様子を見に来るような愚を彼が犯すはずがないからだ。
なら、兵士?
馬鹿な、巡回の兵士がこの階にまで戻ってくるにはまだ少し時間が――
そう思い、咄嗟に振り向けば、廊下の角から一人のメイドが姿を現したのだった。
「マリー……!」
「はい、マリーです。こんばんは、レイン坊ちゃん」
相変わらず、無表情の彼女。
しかし、なぜここにいる……?
しかも、その何故かマリーはやや後ろ向きでやってきた。
どういうことなんだ。
それにレインは一体――
そう考えていると、次の瞬間、私は驚愕することになるのだった。
何故ならば、マリーの次に、今頃私の部屋にいるはずの弟が顔を見せたのだから。
その弟の顔は、「痛っ、いたたたたっ、ギブギブっ、ちょっ、力強いって! 本当にもう優しくしてよお! ガラス細工のようにぃ!!」と痛みを堪えるかのように半泣きになりかけていた。

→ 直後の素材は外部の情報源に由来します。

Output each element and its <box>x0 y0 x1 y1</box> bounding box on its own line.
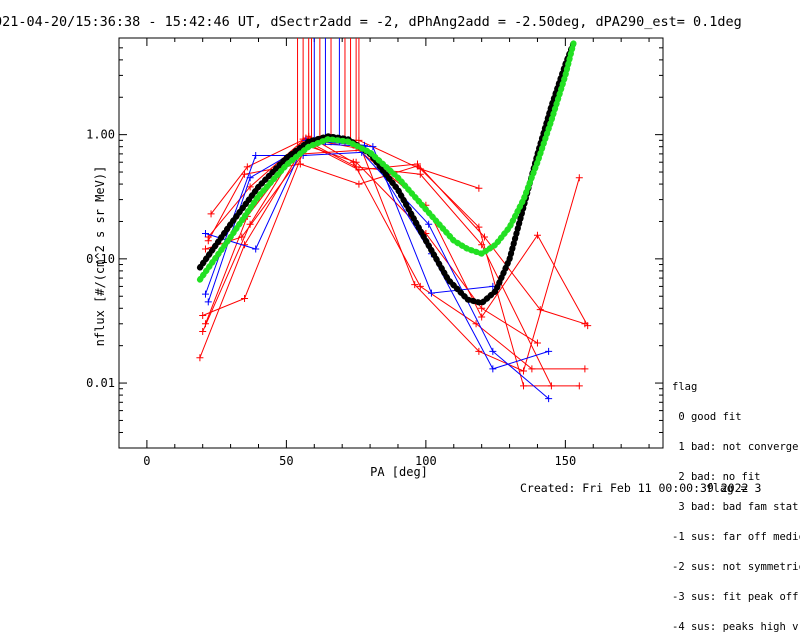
data-point <box>246 220 254 228</box>
data-point <box>545 395 553 403</box>
data-point <box>545 347 553 355</box>
legend-item: 3 bad: bad fam stat <box>672 501 799 513</box>
data-point <box>355 180 363 188</box>
fit-curves <box>196 39 577 307</box>
data-point <box>489 347 497 355</box>
data-point <box>199 311 207 319</box>
data-point <box>475 347 483 355</box>
series-line <box>205 135 585 370</box>
data-point <box>201 320 209 328</box>
legend-item: -3 sus: fit peak off 9 <box>672 591 800 603</box>
legend-item: 0 good fit <box>672 411 742 423</box>
series-line <box>202 144 538 344</box>
y-tick-label: 1.00 <box>86 128 115 142</box>
data-point <box>352 158 360 166</box>
series-line <box>205 149 580 372</box>
y-tick-label: 0.10 <box>86 252 115 266</box>
data-point <box>575 382 583 390</box>
series-line <box>207 142 493 303</box>
data-point <box>252 151 260 159</box>
data-point <box>201 245 209 253</box>
legend-item: 2 bad: no fit <box>672 471 761 483</box>
data-point <box>243 163 251 171</box>
data-point <box>416 282 424 290</box>
chart-title: 021-04-20/15:36:38 - 15:42:46 UT, dSectr… <box>0 14 742 30</box>
data-point <box>204 298 212 306</box>
data-point <box>427 289 435 297</box>
data-point <box>520 382 528 390</box>
data-point <box>528 365 536 373</box>
x-tick-label: 150 <box>555 454 577 468</box>
vertical-markers <box>297 38 360 146</box>
data-point <box>533 231 541 239</box>
data-point <box>575 174 583 182</box>
x-tick-label: 100 <box>415 454 437 468</box>
data-point <box>489 365 497 373</box>
data-point <box>369 143 377 151</box>
data-point <box>355 136 363 144</box>
data-point <box>252 245 260 253</box>
data-point <box>199 328 207 336</box>
created-timestamp: Created: Fri Feb 11 00:00:39 2022 <box>520 481 749 495</box>
data-point <box>241 294 249 302</box>
data-point <box>475 223 483 231</box>
data-series <box>196 132 592 403</box>
legend-item: -1 sus: far off medic <box>672 531 800 543</box>
data-point <box>416 165 424 173</box>
y-tick-label: 0.01 <box>86 376 115 390</box>
legend-title: flag <box>672 381 698 393</box>
data-point <box>246 174 254 182</box>
data-point <box>411 281 419 289</box>
y-axis-label: nflux [#/(cm^2 s sr MeV)] <box>93 166 107 347</box>
data-point <box>201 290 209 298</box>
data-point <box>207 210 215 218</box>
data-point <box>475 184 483 192</box>
x-axis-label: PA [deg] <box>370 465 428 479</box>
plot-area: 0 50 100 150 0.01 0.10 1.00 PA [deg] nflux [#/… <box>86 37 664 479</box>
data-point <box>478 313 486 321</box>
data-point <box>584 322 592 330</box>
plot-frame <box>118 37 664 449</box>
data-point <box>520 367 528 375</box>
flag-legend: flag 0 good fit 1 bad: not converge 2 ba… <box>672 362 800 642</box>
series-line <box>202 138 552 387</box>
legend-item: -4 sus: peaks high v <box>672 621 799 633</box>
data-point <box>201 230 209 237</box>
data-point <box>425 220 433 228</box>
axes: 0 50 100 150 0.01 0.10 1.00 <box>86 37 664 468</box>
legend-item: -2 sus: not symmetric <box>672 561 800 573</box>
data-point <box>238 233 246 241</box>
x-tick-label: 0 <box>143 454 150 468</box>
data-point <box>196 354 204 362</box>
series-line <box>205 139 549 370</box>
flag-value: flag = 3 <box>706 481 762 495</box>
data-point <box>478 304 486 312</box>
x-tick-label: 50 <box>279 454 293 468</box>
fit-curve <box>196 39 577 283</box>
legend-item: 1 bad: not converge <box>672 441 799 453</box>
data-point <box>581 365 589 373</box>
data-point <box>246 183 254 191</box>
data-point <box>533 339 541 347</box>
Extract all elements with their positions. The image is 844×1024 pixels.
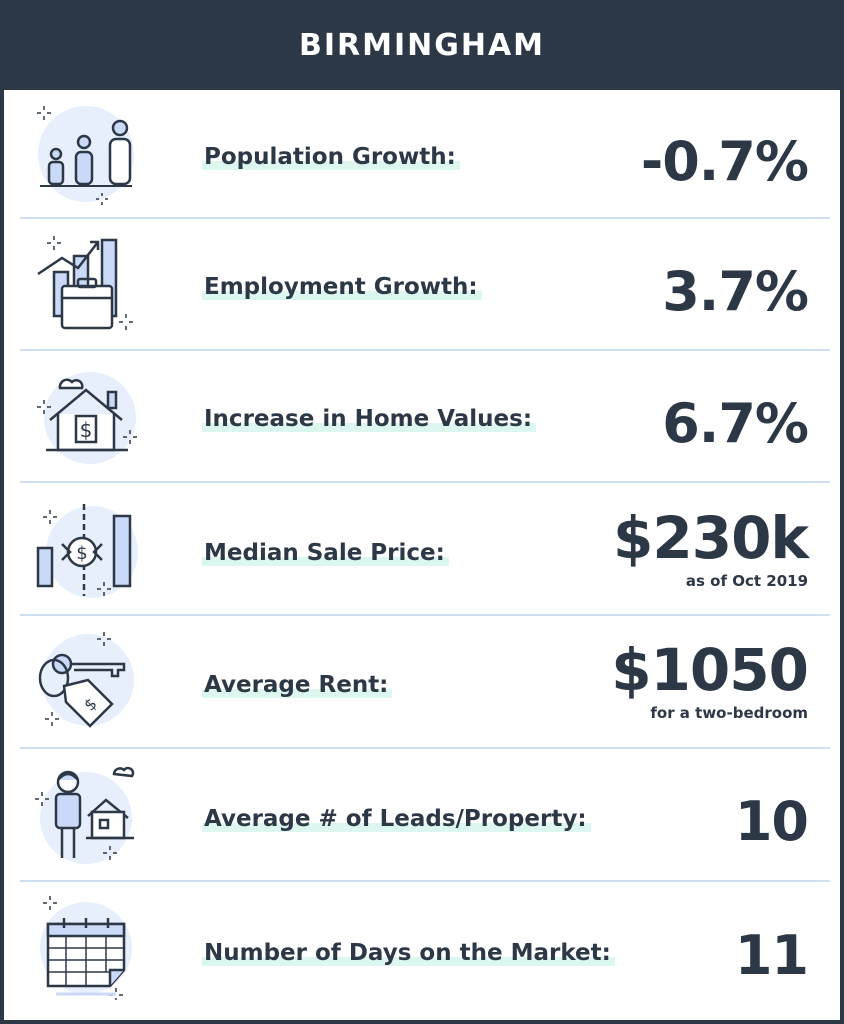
row-divider: [20, 217, 830, 219]
stat-row-median-price: $ Median Sale Price: $230k as of Oct 201…: [20, 496, 830, 612]
average-rent-label: Average Rent:: [202, 672, 393, 698]
row-divider: [20, 747, 830, 749]
median-price-label: Median Sale Price:: [202, 540, 449, 566]
days-on-market-label: Number of Days on the Market:: [202, 940, 615, 966]
average-rent-value: $1050: [611, 636, 809, 704]
stat-row-days-on-market: Number of Days on the Market: 11: [20, 896, 830, 1012]
svg-text:$: $: [76, 543, 87, 564]
stat-row-leads: Average # of Leads/Property: 10: [20, 762, 830, 878]
days-on-market-value: 11: [734, 924, 809, 987]
median-price-value: $230k: [613, 504, 809, 572]
svg-text:$: $: [80, 418, 93, 442]
stat-row-home-values: $ Increase in Home Values: 6.7%: [20, 364, 830, 480]
employment-growth-value: 3.7%: [662, 260, 809, 323]
row-divider: [20, 349, 830, 351]
population-growth-label: Population Growth:: [202, 144, 460, 170]
house-dollar-icon: $: [37, 372, 137, 464]
median-price-note: as of Oct 2019: [685, 572, 808, 590]
home-values-label: Increase in Home Values:: [202, 406, 537, 432]
leads-label: Average # of Leads/Property:: [202, 806, 591, 832]
leads-value: 10: [734, 790, 809, 853]
key-tag-icon: $: [38, 632, 134, 728]
person-house-icon: [35, 766, 135, 864]
row-divider: [20, 880, 830, 882]
stat-row-population: Population Growth: -0.7%: [20, 102, 830, 218]
row-divider: [20, 614, 830, 616]
price-chart-icon: $: [36, 504, 138, 598]
stat-row-employment: Employment Growth: 3.7%: [20, 232, 830, 348]
employment-growth-label: Employment Growth:: [202, 274, 482, 300]
briefcase-chart-icon: [37, 236, 133, 330]
header-bar: BIRMINGHAM: [0, 0, 844, 90]
people-icon: [37, 106, 134, 205]
population-growth-value: -0.7%: [640, 130, 809, 193]
city-title: BIRMINGHAM: [298, 27, 546, 63]
stat-row-average-rent: $ Average Rent: $1050 for a two-bedroom: [20, 630, 830, 746]
average-rent-note: for a two-bedroom: [650, 704, 808, 722]
home-values-value: 6.7%: [662, 392, 809, 455]
row-divider: [20, 481, 830, 483]
calendar-icon: [40, 896, 132, 1000]
stats-panel: Population Growth: -0.7%: [4, 90, 840, 1020]
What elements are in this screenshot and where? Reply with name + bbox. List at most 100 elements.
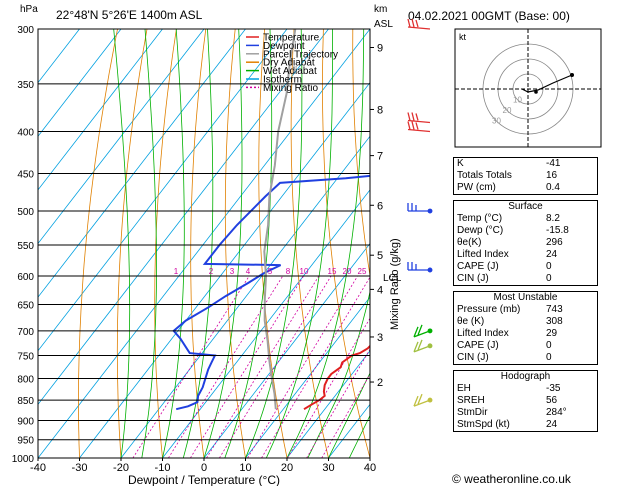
pressure-tick-label: 800 (17, 374, 34, 385)
x-tick-label: -30 (72, 462, 88, 474)
row-label: CAPE (J) (457, 340, 499, 351)
km-tick-label: 5 (377, 250, 383, 262)
table-row: Pressure (mb) 743 (454, 304, 598, 316)
x-tick-label: 40 (364, 462, 376, 474)
row-label: Temp (°C) (457, 213, 503, 224)
wet-adiabat-line (113, 29, 131, 458)
row-value: 24 (546, 249, 558, 260)
copyright-footer: © weatheronline.co.uk (452, 472, 572, 486)
table-row: Temp (°C) 8.2 (454, 213, 598, 225)
isotherm-line (79, 81, 370, 458)
wind-barb-shaft (413, 393, 431, 407)
mixing-ratio-label: 15 (328, 267, 337, 276)
legend-label: Temperature (263, 33, 320, 44)
series-line-0 (303, 344, 370, 411)
index-label: K (457, 158, 464, 169)
table-row: CAPE (J) 0 (454, 340, 598, 352)
row-label: Dewp (°C) (457, 225, 504, 236)
pressure-tick-label: 500 (17, 207, 34, 218)
dry-adiabat-line (618, 29, 629, 458)
mixing-ratio-line (190, 275, 304, 458)
row-label: Lifted Index (457, 249, 509, 260)
legend-label: Parcel Trajectory (263, 49, 338, 60)
pressure-tick-label: 700 (17, 327, 34, 338)
series-line-1 (172, 174, 370, 411)
table-row: EH -35 (454, 383, 598, 395)
dry-adiabat-line (154, 29, 177, 458)
row-label: StmSpd (kt) (457, 419, 510, 430)
km-tick-label: 3 (377, 332, 383, 344)
wind-barb (407, 112, 431, 124)
hpa-axis-label: hPa (20, 4, 38, 15)
x-tick-label: -10 (155, 462, 171, 474)
table-row: CAPE (J) 0 (454, 261, 598, 273)
row-value: 743 (546, 304, 563, 315)
wind-barb (413, 324, 433, 338)
index-value: 0.4 (546, 182, 560, 193)
wind-barb-dot (427, 397, 433, 403)
isotherm-line (38, 29, 329, 406)
mixing-ratio-label: 1 (174, 267, 179, 276)
pressure-tick-label: 650 (17, 301, 34, 312)
isotherm-line (38, 29, 80, 84)
mixing-ratio-line (321, 373, 370, 458)
pressure-tick-label: 450 (17, 169, 34, 180)
wind-barb (413, 339, 433, 353)
isotherm-line (38, 29, 370, 458)
row-value: 29 (546, 328, 558, 339)
isotherm-line (245, 296, 370, 458)
mixing-ratio-axis-label: Mixing Ratio (g/kg) (389, 238, 401, 330)
mixing-ratio-label: 8 (286, 267, 291, 276)
section-title: Surface (508, 201, 543, 212)
pressure-tick-label: 1000 (12, 454, 35, 465)
datetime-title: 04.02.2021 00GMT (Base: 00) (408, 9, 570, 23)
table-row: Lifted Index 29 (454, 328, 598, 340)
isotherm-line (286, 350, 370, 458)
section-title: Most Unstable (493, 292, 558, 303)
row-value: 0 (546, 273, 552, 284)
index-value: 16 (546, 170, 558, 181)
index-label: PW (cm) (457, 182, 496, 193)
table-row: K -41 (454, 158, 598, 171)
wind-barb (407, 18, 431, 30)
km-axis-label: km (374, 4, 387, 15)
wind-barb-dot (427, 208, 433, 214)
mixing-ratio-label: 20 (343, 267, 352, 276)
wind-barb-dot (427, 343, 433, 349)
pressure-tick-label: 300 (17, 25, 34, 36)
wind-barb-shaft (407, 112, 431, 124)
pressure-tick-label: 900 (17, 416, 34, 427)
pressure-tick-label: 750 (17, 351, 34, 362)
hodograph-ring-label: 10 (513, 96, 522, 105)
hodograph-table: Hodograph EH -35 SREH 56 StmDir 284° StmSpd… (453, 370, 598, 432)
row-label: θe (K) (457, 316, 485, 327)
isotherm-line (38, 29, 246, 298)
row-value: 0 (546, 261, 552, 272)
pressure-tick-label: 600 (17, 272, 34, 283)
x-tick-label: -40 (30, 462, 46, 474)
row-label: θe(K) (457, 237, 482, 248)
legend-label: Isotherm (263, 75, 302, 86)
dry-adiabat-line (78, 29, 118, 458)
mixing-ratio-label: 25 (358, 267, 367, 276)
storm-motion-point (534, 90, 538, 94)
row-value: -15.8 (546, 225, 569, 236)
hodograph-frame (454, 28, 602, 148)
isotherm-line (203, 242, 370, 458)
table-row: SREH 56 (454, 395, 598, 407)
km-tick-label: 9 (377, 43, 383, 55)
isotherm-line (38, 29, 163, 191)
table-row: Totals Totals 16 (454, 170, 598, 182)
wind-barb-dot (427, 328, 433, 334)
row-label: Pressure (mb) (457, 304, 521, 315)
wind-barb-shaft (413, 339, 431, 353)
wind-barb (413, 393, 433, 407)
legend-label: Dewpoint (263, 41, 305, 52)
row-label: StmDir (457, 407, 488, 418)
row-label: SREH (457, 395, 485, 406)
dry-adiabat-line (224, 29, 246, 458)
series-line-2 (263, 29, 297, 410)
pressure-tick-label: 850 (17, 396, 34, 407)
mixing-ratio-label: 10 (300, 267, 309, 276)
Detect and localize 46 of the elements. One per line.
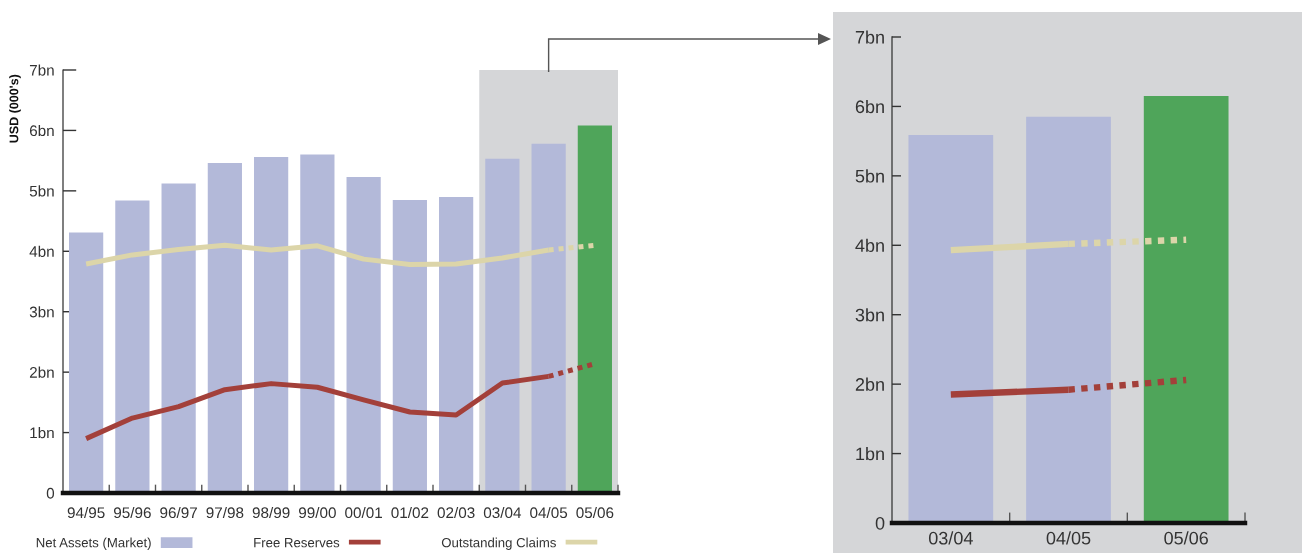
x-tick-label: 05/06 bbox=[576, 506, 614, 519]
y-tick-label: 7bn bbox=[855, 30, 884, 44]
y-tick-label: 5bn bbox=[855, 169, 884, 183]
y-tick-label: 2bn bbox=[855, 377, 884, 391]
y-tick-label: 3bn bbox=[855, 308, 884, 322]
bar bbox=[69, 232, 104, 493]
x-tick-label: 99/00 bbox=[298, 506, 336, 519]
x-tick-label: 04/05 bbox=[530, 506, 568, 519]
y-tick-label: 0 bbox=[875, 516, 885, 530]
bar bbox=[485, 158, 520, 493]
y-tick-label: 7bn bbox=[29, 64, 54, 76]
bar bbox=[207, 163, 242, 493]
legend-label: Free Reserves bbox=[254, 538, 340, 548]
y-tick-label: 2bn bbox=[29, 366, 54, 378]
x-tick-label: 04/05 bbox=[1046, 531, 1091, 545]
y-tick-label: 4bn bbox=[855, 238, 884, 253]
x-tick-label: 03/04 bbox=[928, 531, 973, 545]
y-tick-label: 3bn bbox=[29, 306, 54, 318]
y-tick-label: 5bn bbox=[29, 185, 54, 197]
y-axis-title: USD (000's) bbox=[9, 74, 21, 143]
bar bbox=[254, 157, 289, 493]
y-tick-label: 6bn bbox=[29, 124, 54, 137]
y-tick-label: 1bn bbox=[856, 447, 884, 461]
bar bbox=[346, 176, 381, 493]
x-tick-label: 00/01 bbox=[345, 506, 382, 519]
bar bbox=[300, 154, 335, 493]
x-tick-label: 02/03 bbox=[437, 506, 475, 519]
bar bbox=[439, 196, 474, 493]
x-tick-label: 01/02 bbox=[391, 506, 429, 519]
legend-label: Outstanding Claims bbox=[441, 537, 556, 550]
bar bbox=[161, 183, 196, 493]
x-tick-label: 95/96 bbox=[113, 506, 151, 519]
bar bbox=[577, 125, 612, 493]
x-tick-label: 05/06 bbox=[1164, 531, 1208, 545]
x-tick-label: 03/04 bbox=[483, 506, 522, 519]
y-tick-label: 4bn bbox=[29, 245, 54, 257]
x-tick-label: 94/95 bbox=[67, 506, 105, 519]
y-tick-label: 6bn bbox=[855, 99, 884, 114]
legend-label: Net Assets (Market) bbox=[36, 537, 151, 550]
bar bbox=[115, 200, 150, 493]
x-tick-label: 96/97 bbox=[160, 506, 197, 519]
x-tick-label: 98/99 bbox=[252, 506, 290, 519]
bar bbox=[392, 199, 427, 493]
x-tick-label: 97/98 bbox=[206, 506, 244, 519]
y-tick-label: 1bn bbox=[30, 427, 54, 439]
y-tick-label: 0 bbox=[46, 487, 55, 499]
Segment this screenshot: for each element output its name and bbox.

マリーに腕を捻り上げられるようにして、がっちりと拘束されていた状態であったからである。
彼女が、やや後ろ向きでこちらにやってきた理由が判明したのだった。
そして、マリーはそのまま痛みに顔を歪める弟の姿を、まるでたっぷりと見せつけるかのようにしてこちらへと向ける。
「――さて、レイン坊ちゃん」
呆然としていると、後ろから声がかかる。サイラスだ。
「勝負はつきましたので、大人しく投降をお願いします。それともカティアお嬢様がどうなってもよろしいのですか?」
……お、鬼だ。
鬼がいた……。
妖怪、鬼畜従者だ。この執事たち……。
こうなってしまっては、どうすることも出来ない。私は、弟を人質にとった従者たちに挟まれ、為す術なく武器を捨てる。そして、諸手を挙げて降参するのだった。